For Brentano, intentionality is the exclusive to the realm of the mental. This means that for any mental phenomena to occur, it must be directed toward some object, either mental or physical. For instance, if I recall a mental phenomena of sadness this morning, I can point to the mental phenomena of say, my parents as the object my mental phenomena of sadness was direct toward. In this, Brentano isn’t necessarily seeking to establish a substance dualism between the mental and the physical, but to demarcate the realm of the mental to build a ground upon which an empirical psychology can build.
However, his concept of intentionality raises a question: for any mental phenomena to be direct toward an object, does that require the mind to be presently conscious of the object? Suppose I have a general, pervasive feeling of anxiety, and I can’t pin down any specific trigger or mental or physical phenomena that my feeling of anxiety is directed toward. Does intentionality still work in this scenario? Hereafter, I will clarify Brentano’s theory in discussing that one does not necessarily need to be conscious of an object that a mental phenomena is directed toward in order for it to be a content of a mental phenomenon. I will also speculate on the possibility of how anxiety can be viewed under the frame of intentionality.

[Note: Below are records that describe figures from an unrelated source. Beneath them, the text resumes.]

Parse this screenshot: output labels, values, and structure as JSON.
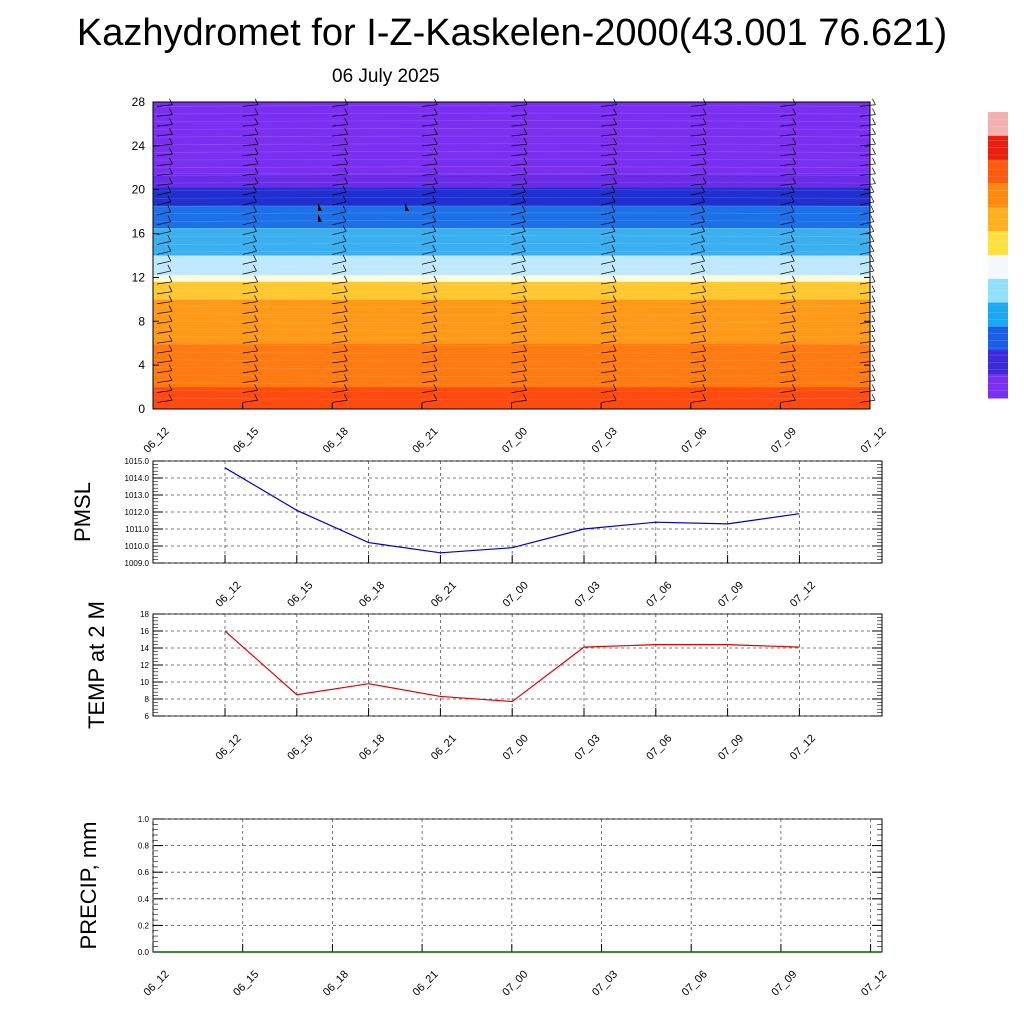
{
  "header": {
    "title": "Kazhydromet for I-Z-Kaskelen-2000(43.001 76.621)",
    "date": "06 July 2025"
  },
  "colors": {
    "pmsl_line": "#0000cc",
    "temp_line": "#e00000",
    "precip_line": "#006400",
    "grid": "#555555",
    "colorbar_stops": [
      "#7b2ff0",
      "#3b2bd8",
      "#1a5ee8",
      "#1aa8f0",
      "#8fe0f8",
      "#f4f8fc",
      "#ffe040",
      "#ffb020",
      "#ff8a10",
      "#ff5a10",
      "#e82010",
      "#f2b0b0"
    ]
  },
  "chart_data": [
    {
      "type": "heatmap",
      "name": "profile",
      "title": "",
      "xlabel": "",
      "ylabel": "",
      "categories": [
        "06_12",
        "06_15",
        "06_18",
        "06_21",
        "07_00",
        "07_03",
        "07_06",
        "07_09",
        "07_12"
      ],
      "yticks": [
        "0",
        "4",
        "8",
        "12",
        "16",
        "20",
        "24",
        "28"
      ],
      "ylim": [
        0,
        28
      ],
      "bands": [
        {
          "from": 0,
          "to": 2,
          "color": "#ff4a10"
        },
        {
          "from": 2,
          "to": 6,
          "color": "#ff7a10"
        },
        {
          "from": 6,
          "to": 10,
          "color": "#ff9a18"
        },
        {
          "from": 10,
          "to": 11.6,
          "color": "#ffc830"
        },
        {
          "from": 11.6,
          "to": 12.2,
          "color": "#fffbe0"
        },
        {
          "from": 12.2,
          "to": 14,
          "color": "#bfe8fa"
        },
        {
          "from": 14,
          "to": 16.5,
          "color": "#3ab0f0"
        },
        {
          "from": 16.5,
          "to": 18.5,
          "color": "#1c70e8"
        },
        {
          "from": 18.5,
          "to": 20.2,
          "color": "#2030d0"
        },
        {
          "from": 20.2,
          "to": 21.5,
          "color": "#6a2ce8"
        },
        {
          "from": 21.5,
          "to": 28,
          "color": "#7b2ff0"
        }
      ],
      "grid": false,
      "legend": "colorbar right"
    },
    {
      "type": "line",
      "name": "pmsl",
      "title": "",
      "ylabel": "PMSL",
      "xlabel": "",
      "x": [
        "06_12",
        "06_15",
        "06_18",
        "06_21",
        "07_00",
        "07_03",
        "07_06",
        "07_09",
        "07_12"
      ],
      "y": [
        1014.6,
        1012.1,
        1010.2,
        1009.6,
        1009.9,
        1011.0,
        1011.4,
        1011.3,
        1011.9
      ],
      "yticks": [
        "1009.0",
        "1010.0",
        "1011.0",
        "1012.0",
        "1013.0",
        "1014.0",
        "1015.0"
      ],
      "ylim": [
        1009,
        1015
      ],
      "grid": true
    },
    {
      "type": "line",
      "name": "temp",
      "title": "",
      "ylabel": "TEMP at 2 M",
      "xlabel": "",
      "x": [
        "06_12",
        "06_15",
        "06_18",
        "06_21",
        "07_00",
        "07_03",
        "07_06",
        "07_09",
        "07_12"
      ],
      "y": [
        16.0,
        8.5,
        9.8,
        8.3,
        7.7,
        14.1,
        14.4,
        14.4,
        14.1
      ],
      "yticks": [
        "6",
        "8",
        "10",
        "12",
        "14",
        "16",
        "18"
      ],
      "ylim": [
        6,
        18
      ],
      "grid": true
    },
    {
      "type": "line",
      "name": "precip",
      "title": "",
      "ylabel": "PRECIP, mm",
      "xlabel": "",
      "x": [
        "06_12",
        "06_15",
        "06_18",
        "06_21",
        "07_00",
        "07_03",
        "07_06",
        "07_09",
        "07_12"
      ],
      "y": [
        0,
        0,
        0,
        0,
        0,
        0,
        0,
        0,
        0
      ],
      "yticks": [
        "0.0",
        "0.2",
        "0.4",
        "0.6",
        "0.8",
        "1.0"
      ],
      "ylim": [
        0,
        1
      ],
      "grid": true
    }
  ]
}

The key distinction for Brentano is between inner observation and inner perception. Inner observation requires adding on an additional mental act of observation directed toward the mental phenomena being observed, which has its own content. According to Brentano, we can never directly observe the object of inner perception as it is occurring. Inner perception, on the other hand, isn’t entirely another mental phenomena separate from the initial, but is part of the mental act itself. The mental act is primarily directed toward a mental or physical phenomena as its object, and secondarily directed toward itself. For instance, in the seeing of a car, the physical phenomena of “car” is the primary object of my perception, and my awareness of my seeing is the secondary object, I am aware of the medium of my perception. Yet sometimes the primary content of the mental phenomena is so great that it overshadows the presence of the secondary.

Under this view, we can become conscious of the objects of our mental acts, but not as they presently occur. We must rely on “memory and inner observation” after the act, whether posthaste just after a moment, or much longer after. Therefore, there is always an object of our mental acts for Brentano, independent of whether or not we direct our attention to those mental acts occurring.

In pondering on how a feeling of generalized anxiety could be explained under Brentano’s view of intentionality, I concluded that it could be that a general feeling of anxiety could be a mental act directed toward several objects, gradually compounded phenomenon that might amplify that feeling of anxiety, making it much more difficult to observe the object(s) that are the content of such mental phenomena. It is not without serious and attentive introspection after the fact, or some strong training in the ability to coax and calm oneself out of an anxious state while in the midst of it, that one can begin pinpointing the object(s) of one’s anxiety.